The film premiered in the United States in April 1948. In Region 1, The Criterion Collection released the film on DVD in 2001, in a boxset with Dreyer's Ordet (1955) and Gertrud (1964).

==Reception==
On its Copenhagen release, it received poor reviews and was unsuccessful financially, with many Danes complaining about the film's slow pace. It later gained a better critical reputation after World War II. Many Danes saw a parallel between the witch burning and the persecution of Jews during the Nazi occupation, which had begun on 29 August. While Dreyer denied the film was about the Nazis, during the war it had resonated with the Danish resistance movement.

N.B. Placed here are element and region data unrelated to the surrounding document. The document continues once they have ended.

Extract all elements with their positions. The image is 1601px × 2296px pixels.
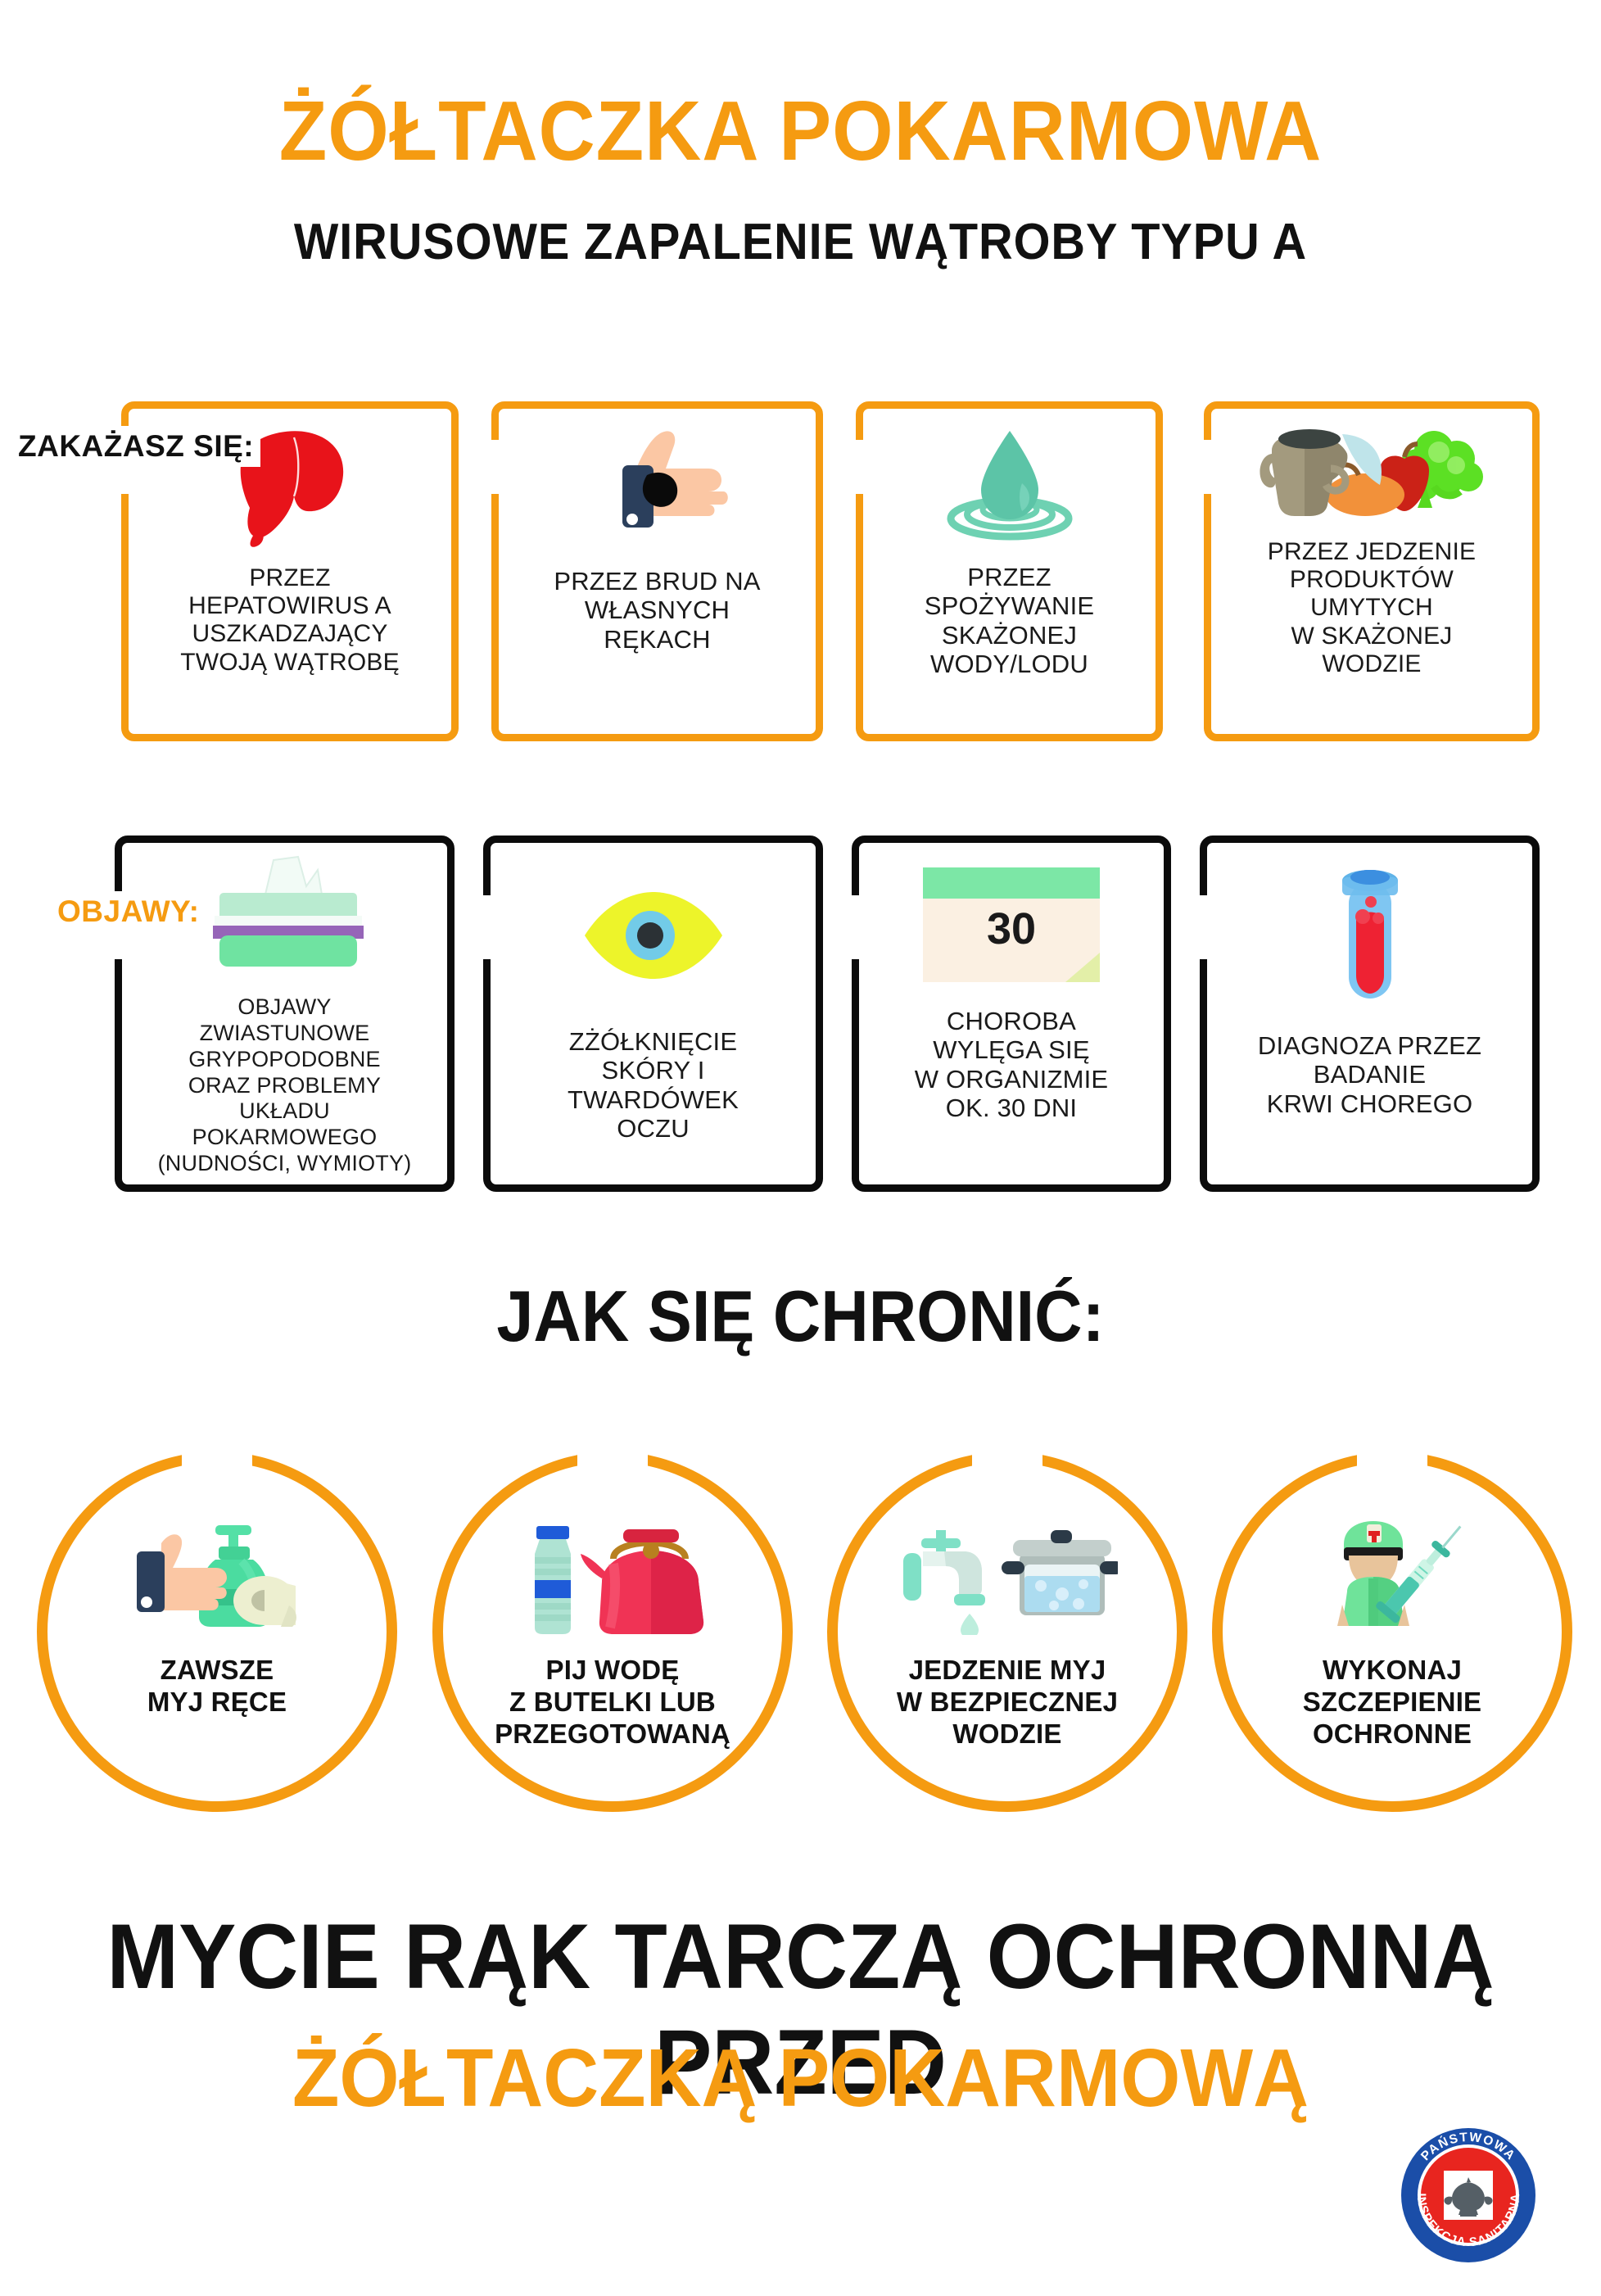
water-drop-icon xyxy=(863,409,1156,563)
prevention-label-1: ZAWSZE MYJ RĘCE xyxy=(94,1655,340,1719)
hand-soap-icon xyxy=(119,1520,315,1643)
border-notch xyxy=(1199,895,1210,959)
transmission-caption-2: PRZEZ BRUD NA WŁASNYCH RĘKACH xyxy=(499,560,816,654)
border-notch xyxy=(851,895,862,959)
symptom-card-3: 30 CHOROBA WYLĘGA SIĘ W ORGANIZMIE OK. 3… xyxy=(852,836,1171,1192)
border-notch xyxy=(855,440,866,494)
circle-ring-gap xyxy=(972,1448,1042,1476)
symptom-card-4: DIAGNOZA PRZEZ BADANIE KRWI CHOREGO xyxy=(1200,836,1540,1192)
transmission-card-3: PRZEZ SPOŻYWANIE SKAŻONEJ WODY/LODU xyxy=(856,401,1163,741)
prevention-card-1: ZAWSZE MYJ RĘCE xyxy=(37,1451,397,1812)
circle-ring-gap xyxy=(182,1448,252,1476)
transmission-caption-3: PRZEZ SPOŻYWANIE SKAŻONEJ WODY/LODU xyxy=(863,563,1156,678)
prevention-label-3: JEDZENIE MYJ W BEZPIECZNEJ WODZIE xyxy=(868,1655,1146,1750)
calendar-day-number: 30 xyxy=(923,903,1100,954)
transmission-caption-1: PRZEZ HEPATOWIRUS A USZKADZAJĄCY TWOJĄ W… xyxy=(129,564,451,677)
prevention-card-2: PIJ WODĘ Z BUTELKI LUB PRZEGOTOWANĄ xyxy=(432,1451,793,1812)
slogan-line-2: ŻÓŁTACZKĄ POKARMOWĄ xyxy=(48,2031,1554,2126)
symptom-card-2: ZŻÓŁKNIĘCIE SKÓRY I TWARDÓWEK OCZU xyxy=(483,836,823,1192)
symptom-caption-4: DIAGNOZA PRZEZ BADANIE KRWI CHOREGO xyxy=(1207,1031,1532,1118)
sanitary-inspection-logo: PAŃSTWOWA INSPEKCJA SANITARNA xyxy=(1395,2122,1542,2269)
transmission-label: ZAKAŻASZ SIĘ: xyxy=(11,426,260,467)
symptom-caption-1: OBJAWY ZWIASTUNOWE GRYPOPODOBNE ORAZ PRO… xyxy=(122,994,447,1177)
prevention-card-3: JEDZENIE MYJ W BEZPIECZNEJ WODZIE xyxy=(827,1451,1187,1812)
symptom-card-1: OBJAWY ZWIASTUNOWE GRYPOPODOBNE ORAZ PRO… xyxy=(115,836,455,1192)
page-subtitle: WIRUSOWE ZAPALENIE WĄTROBY TYPU A xyxy=(56,217,1544,268)
yellow-eye-icon xyxy=(491,843,816,1027)
calendar-30-icon: 30 xyxy=(859,843,1164,1007)
border-notch xyxy=(1203,440,1214,494)
prevention-card-4: WYKONAJ SZCZEPIENIE OCHRONNE xyxy=(1212,1451,1572,1812)
blood-test-tube-icon xyxy=(1207,843,1532,1031)
circle-ring-gap xyxy=(577,1448,648,1476)
symptom-caption-2: ZŻÓŁKNIĘCIE SKÓRY I TWARDÓWEK OCZU xyxy=(491,1027,816,1143)
nurse-syringe-icon xyxy=(1306,1520,1478,1643)
tap-pot-icon xyxy=(897,1520,1118,1643)
border-notch xyxy=(482,895,494,959)
prevention-heading: JAK SIĘ CHRONIĆ: xyxy=(64,1275,1537,1358)
poster-root: ŻÓŁTACZKA POKARMOWA WIRUSOWE ZAPALENIE W… xyxy=(0,0,1601,2296)
transmission-card-4: PRZEZ JEDZENIE PRODUKTÓW UMYTYCH W SKAŻO… xyxy=(1204,401,1540,741)
prevention-label-2: PIJ WODĘ Z BUTELKI LUB PRZEGOTOWANĄ xyxy=(477,1655,748,1750)
border-notch xyxy=(491,440,502,494)
circle-ring-gap xyxy=(1357,1448,1427,1476)
transmission-caption-4: PRZEZ JEDZENIE PRODUKTÓW UMYTYCH W SKAŻO… xyxy=(1211,538,1532,678)
dirty-hand-icon xyxy=(499,409,816,560)
page-title: ŻÓŁTACZKA POKARMOWA xyxy=(56,88,1544,173)
transmission-card-2: PRZEZ BRUD NA WŁASNYCH RĘKACH xyxy=(491,401,823,741)
washed-produce-icon xyxy=(1211,409,1532,538)
bottle-kettle-icon xyxy=(510,1520,715,1643)
symptom-caption-3: CHOROBA WYLĘGA SIĘ W ORGANIZMIE OK. 30 D… xyxy=(859,1007,1164,1122)
prevention-label-4: WYKONAJ SZCZEPIENIE OCHRONNE xyxy=(1257,1655,1527,1750)
symptoms-label: OBJAWY: xyxy=(51,891,206,932)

Variety wrote that "the picture is tedious to the extreme," and that its "chief trouble lies in the gratingly plodding pace. And the heavy story, unlightened by the slightest sign of comedy relief." Bosley Crowther of The New York Times called the film "slow and monotonous" despite having "intellectual force." Critic Pauline Kael did not agree with such American negative criticism when in 1948 she wrote that the "trained eye of an adult may find magic in the sustained epiphanies."

Other reviewers followed suit, offering the film received immediate praise. The New Yorker called the film "one of the best ever made." A. Bertrand Channon called the film a "masterpiece" that will be "discussed long after Greer Garson, Bette Davis, and Ida Lupino have joined the company of Ruth Chatterton, Norma Talmadge, and Norma Shearer." Life magazine called it "one of the most remarkable movies of recent years" and noted that a campaign by a group of critics led to the film being shown again four months later in August 1948.

Years after its release, film critic Robin Wood called it "Dreyer's richest work...because it expresses most fully the ambiguities inherent in his vision of the world." Jean Semolue said that "the interest in Dreyer's films resides not in the depiction of events, nor the predetermined characters, but in the depiction of the changes wrought on characters by events.

Critic Jonathan Rosenbaum wrote that "Day of Wrath may be the greatest film ever made about living under totalitarian rule" and believed it was an influence on the play The Crucible by Arthur Miller. It is often cited in Denmark as the greatest Danish film. Currently, the film has a 100% approval rating on Rotten Tomatoes based on 25 reviews, with a weighted average of 8.68/10. The site's consensus reads: "Beautifully filmed and rich with period detail, Day of Wrath peers into the past to pose timelessly thought-provoking questions about intolerance and societal mores".